TV was the perfect system for creating big brands in a big country.  It’s still very much with us (the superbowl.  beat that Internet!  snap.) and will be for a very long time.  but its no longer the decisive force it once was in our culture.  and to an extent its worth to advertisers was based on the insanely broad reach it had.  but increasingly no longer has.

Change is good!*

*if by good you really mean a pain in the ass that eventually yields a positive result and is therefore totally worth it.

2 responses to “How do you advertise brands created on TV in an Internet age?

  1. drivenbyjealousy

    hi vinny,
    i’m a first time caller, so go easy on me.
    i’m going to use a sports analogy… i don’t know if you follow tennis, but andy murray is on the crest of becoming a very big brand. the only thing he needs to do is concentrate on the one thing that will build that brand – his tennis. everything else will then follow. i know he’s not an established brand, but i think the principles are the same.

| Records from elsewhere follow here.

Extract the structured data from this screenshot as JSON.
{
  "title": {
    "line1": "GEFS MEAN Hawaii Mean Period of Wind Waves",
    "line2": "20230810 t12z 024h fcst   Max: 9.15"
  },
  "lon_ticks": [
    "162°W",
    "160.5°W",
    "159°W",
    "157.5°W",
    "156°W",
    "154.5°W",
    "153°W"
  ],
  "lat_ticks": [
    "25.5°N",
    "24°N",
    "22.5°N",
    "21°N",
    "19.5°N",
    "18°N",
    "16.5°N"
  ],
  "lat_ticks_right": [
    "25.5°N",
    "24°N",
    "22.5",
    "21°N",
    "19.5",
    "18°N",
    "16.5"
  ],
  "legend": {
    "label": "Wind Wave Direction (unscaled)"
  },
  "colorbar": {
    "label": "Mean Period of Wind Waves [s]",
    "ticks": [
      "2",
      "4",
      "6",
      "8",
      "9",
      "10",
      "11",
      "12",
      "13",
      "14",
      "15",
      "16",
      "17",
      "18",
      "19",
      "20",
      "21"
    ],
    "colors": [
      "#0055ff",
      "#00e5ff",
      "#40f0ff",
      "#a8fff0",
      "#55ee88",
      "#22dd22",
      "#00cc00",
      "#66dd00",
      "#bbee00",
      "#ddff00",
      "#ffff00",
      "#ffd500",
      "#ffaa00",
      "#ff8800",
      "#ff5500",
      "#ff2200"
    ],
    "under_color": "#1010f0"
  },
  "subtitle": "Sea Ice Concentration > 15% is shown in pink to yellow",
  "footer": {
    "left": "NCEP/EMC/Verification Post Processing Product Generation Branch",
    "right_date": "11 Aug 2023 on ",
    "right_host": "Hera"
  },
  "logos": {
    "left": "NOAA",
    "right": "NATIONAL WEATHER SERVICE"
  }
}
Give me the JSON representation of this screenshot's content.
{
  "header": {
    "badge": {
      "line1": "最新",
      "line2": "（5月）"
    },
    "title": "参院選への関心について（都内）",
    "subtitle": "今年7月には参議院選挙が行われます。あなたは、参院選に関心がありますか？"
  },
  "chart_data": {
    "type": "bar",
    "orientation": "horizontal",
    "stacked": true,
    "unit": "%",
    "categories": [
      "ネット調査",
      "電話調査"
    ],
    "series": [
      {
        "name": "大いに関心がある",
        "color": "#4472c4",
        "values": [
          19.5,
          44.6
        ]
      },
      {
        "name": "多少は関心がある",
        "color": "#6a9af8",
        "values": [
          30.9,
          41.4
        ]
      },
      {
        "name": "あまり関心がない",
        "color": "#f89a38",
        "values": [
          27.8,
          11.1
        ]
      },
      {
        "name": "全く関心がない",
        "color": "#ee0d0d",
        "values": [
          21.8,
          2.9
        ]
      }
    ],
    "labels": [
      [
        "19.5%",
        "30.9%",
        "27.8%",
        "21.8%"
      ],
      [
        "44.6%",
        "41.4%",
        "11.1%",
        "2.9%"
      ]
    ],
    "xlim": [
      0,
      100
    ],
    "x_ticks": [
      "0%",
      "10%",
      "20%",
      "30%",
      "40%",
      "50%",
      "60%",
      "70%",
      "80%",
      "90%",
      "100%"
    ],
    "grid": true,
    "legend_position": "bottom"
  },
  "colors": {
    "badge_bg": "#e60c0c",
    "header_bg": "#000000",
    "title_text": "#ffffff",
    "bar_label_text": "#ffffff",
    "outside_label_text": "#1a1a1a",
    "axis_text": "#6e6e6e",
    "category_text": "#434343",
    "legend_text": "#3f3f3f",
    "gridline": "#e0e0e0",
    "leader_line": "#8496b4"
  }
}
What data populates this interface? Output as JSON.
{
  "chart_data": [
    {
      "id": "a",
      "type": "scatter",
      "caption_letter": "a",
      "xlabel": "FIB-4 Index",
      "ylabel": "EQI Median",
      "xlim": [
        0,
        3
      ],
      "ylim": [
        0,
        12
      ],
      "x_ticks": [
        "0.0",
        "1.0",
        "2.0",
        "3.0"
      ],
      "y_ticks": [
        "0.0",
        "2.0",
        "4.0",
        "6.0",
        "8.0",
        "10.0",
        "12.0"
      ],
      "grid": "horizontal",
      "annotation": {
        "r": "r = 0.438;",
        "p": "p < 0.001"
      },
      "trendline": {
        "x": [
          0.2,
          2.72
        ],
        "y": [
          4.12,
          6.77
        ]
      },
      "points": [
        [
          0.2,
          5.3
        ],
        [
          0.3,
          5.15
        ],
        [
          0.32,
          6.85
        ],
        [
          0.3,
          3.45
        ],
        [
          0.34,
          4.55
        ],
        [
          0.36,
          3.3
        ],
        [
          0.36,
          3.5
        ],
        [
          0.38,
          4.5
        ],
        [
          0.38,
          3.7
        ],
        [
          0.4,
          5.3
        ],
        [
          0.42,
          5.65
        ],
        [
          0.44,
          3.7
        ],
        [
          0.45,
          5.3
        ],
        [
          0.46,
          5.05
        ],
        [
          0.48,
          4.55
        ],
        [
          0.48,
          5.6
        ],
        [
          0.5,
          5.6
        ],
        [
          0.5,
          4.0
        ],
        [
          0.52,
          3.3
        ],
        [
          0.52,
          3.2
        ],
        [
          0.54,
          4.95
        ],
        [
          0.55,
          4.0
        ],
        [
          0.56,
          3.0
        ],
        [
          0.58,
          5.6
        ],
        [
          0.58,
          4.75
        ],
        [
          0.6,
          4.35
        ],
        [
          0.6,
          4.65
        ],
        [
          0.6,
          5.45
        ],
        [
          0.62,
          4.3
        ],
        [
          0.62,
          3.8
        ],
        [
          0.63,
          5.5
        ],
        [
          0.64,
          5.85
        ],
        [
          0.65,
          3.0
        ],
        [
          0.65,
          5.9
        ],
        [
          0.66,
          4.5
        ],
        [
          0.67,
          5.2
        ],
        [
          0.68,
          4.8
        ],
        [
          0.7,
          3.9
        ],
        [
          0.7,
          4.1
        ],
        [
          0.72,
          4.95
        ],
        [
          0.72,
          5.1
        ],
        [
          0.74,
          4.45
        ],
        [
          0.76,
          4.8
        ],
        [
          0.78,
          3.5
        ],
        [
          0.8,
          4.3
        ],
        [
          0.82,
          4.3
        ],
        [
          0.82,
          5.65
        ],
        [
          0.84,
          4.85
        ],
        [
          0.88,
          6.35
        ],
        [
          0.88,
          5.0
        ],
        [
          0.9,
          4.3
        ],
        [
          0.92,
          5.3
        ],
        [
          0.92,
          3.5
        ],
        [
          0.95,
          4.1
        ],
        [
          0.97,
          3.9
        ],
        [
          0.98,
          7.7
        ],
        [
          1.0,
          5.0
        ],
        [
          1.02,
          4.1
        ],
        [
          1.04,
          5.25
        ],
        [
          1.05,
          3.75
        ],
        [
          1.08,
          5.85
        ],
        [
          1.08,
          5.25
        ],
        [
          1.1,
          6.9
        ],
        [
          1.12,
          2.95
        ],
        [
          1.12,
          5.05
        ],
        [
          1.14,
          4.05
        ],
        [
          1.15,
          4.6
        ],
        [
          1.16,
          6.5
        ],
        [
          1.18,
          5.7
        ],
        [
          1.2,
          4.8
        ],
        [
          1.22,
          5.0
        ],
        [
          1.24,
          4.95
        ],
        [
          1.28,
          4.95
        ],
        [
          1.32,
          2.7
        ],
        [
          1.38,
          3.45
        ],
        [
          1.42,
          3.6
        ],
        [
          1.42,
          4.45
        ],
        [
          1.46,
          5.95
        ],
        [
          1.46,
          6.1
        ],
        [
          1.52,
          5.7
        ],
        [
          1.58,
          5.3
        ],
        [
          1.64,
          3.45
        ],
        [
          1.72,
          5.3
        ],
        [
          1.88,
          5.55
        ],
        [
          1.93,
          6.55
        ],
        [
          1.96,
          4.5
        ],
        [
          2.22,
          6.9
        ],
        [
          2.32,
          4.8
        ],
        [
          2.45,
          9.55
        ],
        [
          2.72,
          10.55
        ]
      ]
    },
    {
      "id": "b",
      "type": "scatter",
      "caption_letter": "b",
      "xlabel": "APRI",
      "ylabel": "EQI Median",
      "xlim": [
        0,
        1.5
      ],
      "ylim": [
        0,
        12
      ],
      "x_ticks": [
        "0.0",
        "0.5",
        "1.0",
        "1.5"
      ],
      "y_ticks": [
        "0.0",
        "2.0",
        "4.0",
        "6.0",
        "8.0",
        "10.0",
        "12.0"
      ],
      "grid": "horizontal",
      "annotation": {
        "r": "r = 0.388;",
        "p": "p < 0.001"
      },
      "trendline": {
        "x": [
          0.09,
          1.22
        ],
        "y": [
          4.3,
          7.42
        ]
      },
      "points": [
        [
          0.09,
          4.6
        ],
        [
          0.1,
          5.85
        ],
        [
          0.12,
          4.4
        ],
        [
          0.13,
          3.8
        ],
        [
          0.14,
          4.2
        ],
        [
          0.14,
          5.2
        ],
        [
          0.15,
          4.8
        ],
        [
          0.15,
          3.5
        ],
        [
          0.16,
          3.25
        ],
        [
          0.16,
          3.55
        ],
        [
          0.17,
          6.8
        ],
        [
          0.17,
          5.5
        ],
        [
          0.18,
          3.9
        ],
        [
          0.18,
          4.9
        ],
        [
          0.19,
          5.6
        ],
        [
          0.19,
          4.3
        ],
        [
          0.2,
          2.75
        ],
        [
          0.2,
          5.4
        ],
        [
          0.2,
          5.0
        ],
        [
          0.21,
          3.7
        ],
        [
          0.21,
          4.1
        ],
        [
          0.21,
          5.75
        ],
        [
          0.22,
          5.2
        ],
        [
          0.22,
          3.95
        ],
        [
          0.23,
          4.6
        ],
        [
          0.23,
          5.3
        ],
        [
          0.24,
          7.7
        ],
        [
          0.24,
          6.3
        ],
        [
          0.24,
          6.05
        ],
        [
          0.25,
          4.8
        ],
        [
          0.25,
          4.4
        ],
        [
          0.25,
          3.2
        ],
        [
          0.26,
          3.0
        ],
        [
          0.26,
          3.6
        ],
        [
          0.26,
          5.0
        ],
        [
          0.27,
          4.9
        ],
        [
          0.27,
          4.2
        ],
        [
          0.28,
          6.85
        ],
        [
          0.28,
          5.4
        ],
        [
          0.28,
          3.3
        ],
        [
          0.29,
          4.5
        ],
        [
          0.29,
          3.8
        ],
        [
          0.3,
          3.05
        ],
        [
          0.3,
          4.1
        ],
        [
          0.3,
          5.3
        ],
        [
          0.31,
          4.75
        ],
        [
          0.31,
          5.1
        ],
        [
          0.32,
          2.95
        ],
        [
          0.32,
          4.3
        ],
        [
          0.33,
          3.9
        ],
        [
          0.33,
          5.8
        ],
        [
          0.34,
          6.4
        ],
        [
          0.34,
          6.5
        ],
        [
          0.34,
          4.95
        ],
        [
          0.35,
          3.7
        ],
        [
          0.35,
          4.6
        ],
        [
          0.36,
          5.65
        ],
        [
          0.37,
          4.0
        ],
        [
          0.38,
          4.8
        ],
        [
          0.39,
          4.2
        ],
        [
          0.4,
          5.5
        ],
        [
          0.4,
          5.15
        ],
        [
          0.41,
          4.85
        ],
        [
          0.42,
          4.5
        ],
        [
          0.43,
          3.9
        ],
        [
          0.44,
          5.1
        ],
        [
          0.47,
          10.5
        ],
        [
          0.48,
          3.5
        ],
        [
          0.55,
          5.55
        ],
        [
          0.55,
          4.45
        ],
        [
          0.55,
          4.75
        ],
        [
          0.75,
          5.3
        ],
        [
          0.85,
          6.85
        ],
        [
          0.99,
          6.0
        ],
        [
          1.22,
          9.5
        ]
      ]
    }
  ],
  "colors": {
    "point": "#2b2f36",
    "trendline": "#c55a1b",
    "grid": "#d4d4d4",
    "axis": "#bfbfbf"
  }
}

    for us (and our clients), we need to focus on the idea ( of which i think you have talked previously about predictions for ’09). and ideas are media neutral.

    i will cross to another analogy, about an interviewer, whom i don’t know the name of, but they once said the key to interviewing people is to treat famous people as though they aren’t famous, and ordinary people as though they are famous. and i think if big brands talked to me as though they weren’t big (and the internet can do this brilliantly), then i’m more likely to listen and care for the brand.

    but who knows, eh?

  2. thanks for your comment driven by jealousy. love the name btw.

    i know what you’re saying. and i agree. big brands and small brands (are you listening my local hardware store who took two weeks to diagnose my broken snowblower in the middle of a chicago winter?) should treat everyone with respect and take the time to anticipate what my needs and wants might be.

    But how rare is that? and how rare was it in the pre-Internet age? and the answer, alas, is all too rare. i mean theoretically the telephone made it possible for steve jobs to personally thank everyone who bought a mac back in the 80s. didn’t happen though.

    i know a lot of social media, ahem, gurus bang on about things like “brand conversations” and “transparency” in the internet age but i frankly find a lot of that talk to be frankly utopian. based on my experience of humanity thus far.

    A quote that made a big impact on me years ago was by Star Trek creator Gene Roddenberry. and no i’m not a trekkie. he was asked why 95% of TV was crap. and he replied “95% of everything is crap. 95% of plumbers are crap. 95% of waiters are crap. Their work just isn’t broadcast for all to see”.

    which is why great brand experiences, and great ads, are so noteworthy. and rare. 95% are phoned in.

    common sense and common courtesy are as rare as they’ve ever been.